Understanding Connecticut’s new commercial real estate receivership law

A new law concerning the creation of receiverships for cases involving commercial real estate in Connecticut went into effect on July 1.

The law, which closely follows a draft proposal put forward by the nonprofit Uniform Law Commission (ULC), will update rules and procedures in Connecticut regarding situations where receiverships are required for commercial properties that are the subject of legal disputes.

“The bill was designed to fill several gaps in our statutes concerning the rules for the appointment and powers of receiverships over commercial matters,” said State Rep. Steven Stafstrom, the sponsor of the 2021 bill proposing the act.

Stafstrom, who represents House District 129 in Bridgeport, is also the chairman of the Judiciary Committee and an attorney at Pullman & Comley, LLC.

“Among the things it does is establish rules for appointing a receiver, including when a court is authorized to appoint one, what a receiver’s powers and duties are, and what the duties of the owner of a property in receivership is,” Stafstrom said, noting it also clarifies when a receiver can operate as a stay on certain court proceedings.

Receiverships are set up during legal disputes – typically involving repayment of loans – over commercial real estate to maintain services to tenants. They are entitled to the rent that would typically be collected by the property owner in return for maintaining tenants access and fulfilling other terms of the lease.

Connecticut joins 11 other states in enacting a version of the Uniform Commercial Real Estate Receivership Act (UCRERA) as proposed by the ULC. The organization proposes many bills to U.S. states and administrative regions, with the goal of implementing laws which are both best practices in the related fields while reducing confusion and ambiguity arising from differences in state law.

In the case of the Connecticut implementation of UCRERA, the law will also have important implications within the state.

“It’s not just the predictability across state borders,” said John Loughnane, a partner in the business department at White and William LLP in Boston. “The sponsors of these uniform laws definitely try to promote predictability across state borders so there’s generally the same rules of the road as you move from state to state, that’s definitely helpful.”

“But,” continued Loughnane, “I would say that just as helpful is promoting uniformity within a state. What you have here with commercial real estate receiverships in states that have not adopted this act is a lot of unpredictability from judge to judge, from court to court and from case to case within the state.”

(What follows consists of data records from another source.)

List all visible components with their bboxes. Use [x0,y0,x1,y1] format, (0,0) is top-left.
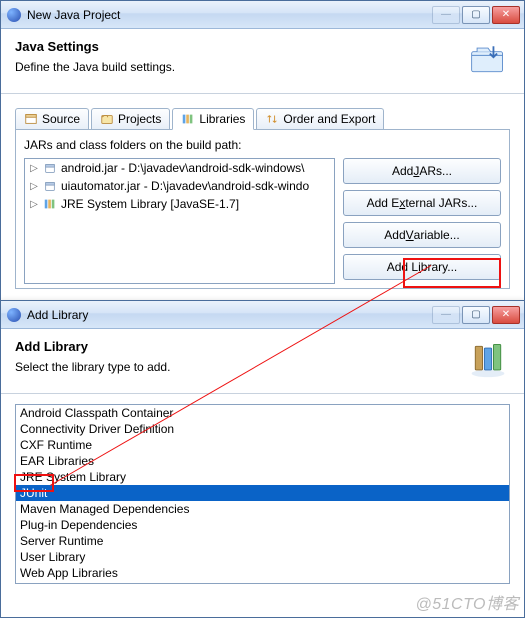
wizard-header: Add Library Select the library type to a… [1,329,524,394]
tab-source[interactable]: Source [15,108,89,129]
libraries-panel: JARs and class folders on the build path… [15,129,510,289]
list-item[interactable]: Server Runtime [16,533,509,549]
library-icon [43,197,57,211]
wizard-header: Java Settings Define the Java build sett… [1,29,524,94]
window-title: Add Library [27,308,432,322]
library-type-list[interactable]: Android Classpath Container Connectivity… [15,404,510,584]
tab-libraries[interactable]: Libraries [172,108,254,130]
expand-icon[interactable]: ▷ [29,181,39,192]
page-title: Java Settings [15,39,458,54]
page-title: Add Library [15,339,458,354]
list-item[interactable]: Plug-in Dependencies [16,517,509,533]
buildpath-label: JARs and class folders on the build path… [24,138,501,152]
add-variable-button[interactable]: Add Variable... [343,222,501,248]
maximize-button[interactable]: ▢ [462,6,490,24]
libraries-icon [181,112,195,126]
projects-icon [100,112,114,126]
tree-item-label: JRE System Library [JavaSE-1.7] [61,197,239,211]
jar-icon [43,179,57,193]
page-subtitle: Define the Java build settings. [15,60,458,74]
list-item[interactable]: User Library [16,549,509,565]
page-subtitle: Select the library type to add. [15,360,458,374]
tree-item[interactable]: ▷ android.jar - D:\javadev\android-sdk-w… [25,159,334,177]
list-item[interactable]: CXF Runtime [16,437,509,453]
order-icon [265,112,279,126]
list-item[interactable]: JRE System Library [16,469,509,485]
minimize-button[interactable]: — [432,306,460,324]
window-title: New Java Project [27,8,432,22]
add-jars-button[interactable]: Add JARs... [343,158,501,184]
add-library-button[interactable]: Add Library... [343,254,501,280]
close-button[interactable]: ✕ [492,6,520,24]
buildpath-tree[interactable]: ▷ android.jar - D:\javadev\android-sdk-w… [24,158,335,284]
window-controls: — ▢ ✕ [432,306,520,324]
tab-label: Libraries [199,112,245,126]
add-external-jars-button[interactable]: Add External JARs... [343,190,501,216]
jar-icon [43,161,57,175]
tabs: Source Projects Libraries Order and Expo… [1,94,524,129]
titlebar[interactable]: New Java Project — ▢ ✕ [1,1,524,29]
expand-icon[interactable]: ▷ [29,199,39,210]
titlebar[interactable]: Add Library — ▢ ✕ [1,301,524,329]
books-icon [466,339,510,379]
tree-item[interactable]: ▷ JRE System Library [JavaSE-1.7] [25,195,334,213]
add-library-window: Add Library — ▢ ✕ Add Library Select the… [0,300,525,618]
folder-icon [466,39,510,79]
list-item[interactable]: Android Classpath Container [16,405,509,421]
tab-label: Order and Export [283,112,375,126]
source-icon [24,112,38,126]
window-controls: — ▢ ✕ [432,6,520,24]
close-button[interactable]: ✕ [492,306,520,324]
tree-item-label: android.jar - D:\javadev\android-sdk-win… [61,161,304,175]
button-column: Add JARs... Add External JARs... Add Var… [343,158,501,284]
list-item[interactable]: Web App Libraries [16,565,509,581]
expand-icon[interactable]: ▷ [29,163,39,174]
tab-label: Projects [118,112,161,126]
tab-order-export[interactable]: Order and Export [256,108,384,129]
tree-item-label: uiautomator.jar - D:\javadev\android-sdk… [61,179,309,193]
list-item[interactable]: Connectivity Driver Definition [16,421,509,437]
eclipse-icon [7,308,21,322]
eclipse-icon [7,8,21,22]
maximize-button[interactable]: ▢ [462,306,490,324]
list-item[interactable]: Maven Managed Dependencies [16,501,509,517]
minimize-button[interactable]: — [432,6,460,24]
tree-item[interactable]: ▷ uiautomator.jar - D:\javadev\android-s… [25,177,334,195]
list-item[interactable]: EAR Libraries [16,453,509,469]
tab-label: Source [42,112,80,126]
tab-projects[interactable]: Projects [91,108,170,129]
list-item-junit[interactable]: JUnit [16,485,509,501]
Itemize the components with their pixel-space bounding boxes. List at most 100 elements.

Loughnane described the current system as being one where judges are largely left to make their own decisions, which can occasionally benefit one party or another in disputes over commercial real estate loans.

“I’d say that the greatest benefit is promoting uniformity within Connecticut as to the use of receiverships,” Loughnane said. “The values are the virtues of a predictable set of rules that promote consistency, try to curtail cost, and promote transparency. It can be good for everybody involved including the borrowers or the lenders, unsecured creditors or other parties that may be affected by a distressed party. It’s good for the court system – frankly, it’s good for the lawyers as well.”

“The immediate effect you are going to see from this,” added Steven Coury, who is also a partner at White and Williams, “is that lenders are going to now put a provision in their loan documents that specifically authorizes the appointment of a receiver under the exact terms of the law. That’s going to change immediately. By putting this specifically into a mortgage or the loan agreement you now have the right to appoint the receiver.”

Coury noted that rules like this may be welcome by many under current economic conditions, saying “office owners now don’t have the rental incomes that they once did. They can’t service the mortgages that were entered into several years ago and they don’t want to put in more equity to save the property. At the same time you do have existing tenants who have their needs. You have to keep the lights on, you have to keep the grass cut. You have to service those tenants.”

Under the terms of Connecticut’s UCRECA, the terms of receiverships in place prior to July 1 will not be altered, but all established after that date must adhere to the new law.